Doss in the film is shown lowering man after man off the steep escarpment of Hacksaw Ridge, hiding from the Japanese after the 77th was driven down from the top of Hacksaw Ridge by a Japanese counterattack, refusing to leave the wounded.  Miraculously he escaped being either killed or captured by the Japanese, and lowered 75 wounded to life and safety from the top of Hacksaw, repeating over and over to himself, “Lord, let me save just one more.”  In the counterattack to take Hacksaw, his battalion waited until Doss completed praying, the men and officers regarding him as absolutely indispensable to the unit.
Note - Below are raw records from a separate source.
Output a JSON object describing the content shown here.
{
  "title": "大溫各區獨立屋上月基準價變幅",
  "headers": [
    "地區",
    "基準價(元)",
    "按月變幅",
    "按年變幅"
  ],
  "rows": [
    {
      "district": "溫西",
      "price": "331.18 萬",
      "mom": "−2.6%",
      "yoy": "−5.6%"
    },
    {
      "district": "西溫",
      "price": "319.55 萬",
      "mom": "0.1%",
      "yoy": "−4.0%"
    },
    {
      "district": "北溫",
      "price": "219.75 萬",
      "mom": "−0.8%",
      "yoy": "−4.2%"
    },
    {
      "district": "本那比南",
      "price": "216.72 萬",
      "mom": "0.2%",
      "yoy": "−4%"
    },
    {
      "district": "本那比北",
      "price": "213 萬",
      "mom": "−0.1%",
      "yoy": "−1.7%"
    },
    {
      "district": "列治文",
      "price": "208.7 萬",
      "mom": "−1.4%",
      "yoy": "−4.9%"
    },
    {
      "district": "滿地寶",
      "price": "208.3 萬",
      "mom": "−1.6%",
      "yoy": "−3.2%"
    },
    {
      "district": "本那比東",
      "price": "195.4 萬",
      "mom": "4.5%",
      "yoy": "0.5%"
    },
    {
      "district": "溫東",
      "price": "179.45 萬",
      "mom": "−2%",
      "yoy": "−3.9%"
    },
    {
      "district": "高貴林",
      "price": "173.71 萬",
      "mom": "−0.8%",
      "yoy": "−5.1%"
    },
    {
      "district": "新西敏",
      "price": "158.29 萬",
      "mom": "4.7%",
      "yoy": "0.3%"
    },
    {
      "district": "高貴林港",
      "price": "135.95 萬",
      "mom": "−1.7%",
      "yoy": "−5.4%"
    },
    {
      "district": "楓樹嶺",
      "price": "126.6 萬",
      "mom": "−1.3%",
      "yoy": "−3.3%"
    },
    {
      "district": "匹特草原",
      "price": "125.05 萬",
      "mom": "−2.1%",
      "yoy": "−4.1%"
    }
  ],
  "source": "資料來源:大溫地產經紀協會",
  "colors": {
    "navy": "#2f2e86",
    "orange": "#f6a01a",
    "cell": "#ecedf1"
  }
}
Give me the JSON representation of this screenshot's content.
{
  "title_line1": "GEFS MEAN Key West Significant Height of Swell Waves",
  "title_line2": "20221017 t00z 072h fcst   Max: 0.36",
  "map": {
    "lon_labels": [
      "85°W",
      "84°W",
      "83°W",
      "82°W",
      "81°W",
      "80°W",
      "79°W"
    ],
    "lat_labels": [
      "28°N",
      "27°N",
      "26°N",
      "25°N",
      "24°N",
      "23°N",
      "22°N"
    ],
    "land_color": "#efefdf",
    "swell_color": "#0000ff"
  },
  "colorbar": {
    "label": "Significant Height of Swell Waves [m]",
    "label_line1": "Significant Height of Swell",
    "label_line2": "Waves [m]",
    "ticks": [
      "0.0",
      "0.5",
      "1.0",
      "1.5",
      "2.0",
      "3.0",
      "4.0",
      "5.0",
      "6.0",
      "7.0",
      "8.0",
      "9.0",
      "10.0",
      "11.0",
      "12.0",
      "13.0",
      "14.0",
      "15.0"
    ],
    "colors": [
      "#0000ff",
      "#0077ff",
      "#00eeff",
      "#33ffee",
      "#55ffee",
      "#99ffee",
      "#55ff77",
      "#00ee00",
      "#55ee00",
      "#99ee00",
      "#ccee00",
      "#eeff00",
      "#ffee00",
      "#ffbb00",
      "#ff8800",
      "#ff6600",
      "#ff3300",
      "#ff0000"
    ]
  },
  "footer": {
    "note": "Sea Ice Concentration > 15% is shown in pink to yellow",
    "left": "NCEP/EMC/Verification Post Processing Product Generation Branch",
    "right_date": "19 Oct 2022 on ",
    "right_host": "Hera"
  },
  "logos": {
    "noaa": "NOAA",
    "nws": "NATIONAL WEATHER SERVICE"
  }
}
When he is himself wounded and taken to the rear, his fellow soldiers search until they find his lost Bible.  The last scene in the movie shows Doss, clutching his Bible, suspended on a stretcher between Heaven and Earth.

Just before the credits a few clips of the real Doss were shown.  He never took any credit for his courage giving all the glory to God.  He often said that the real heroes were the men from his unit that never came home, and who were buried on Okinawa.

Mel Gibson has fully redeemed his career as a director with this masterpiece.  A film that goes far beyond mere entertainment and illustrates what a man of faith can accomplish when he stays true to his beliefs and cares so much more about helping others than he does about his own mortal life.  Incredibly, the movie does justice to Desmond Doss, a true American hero.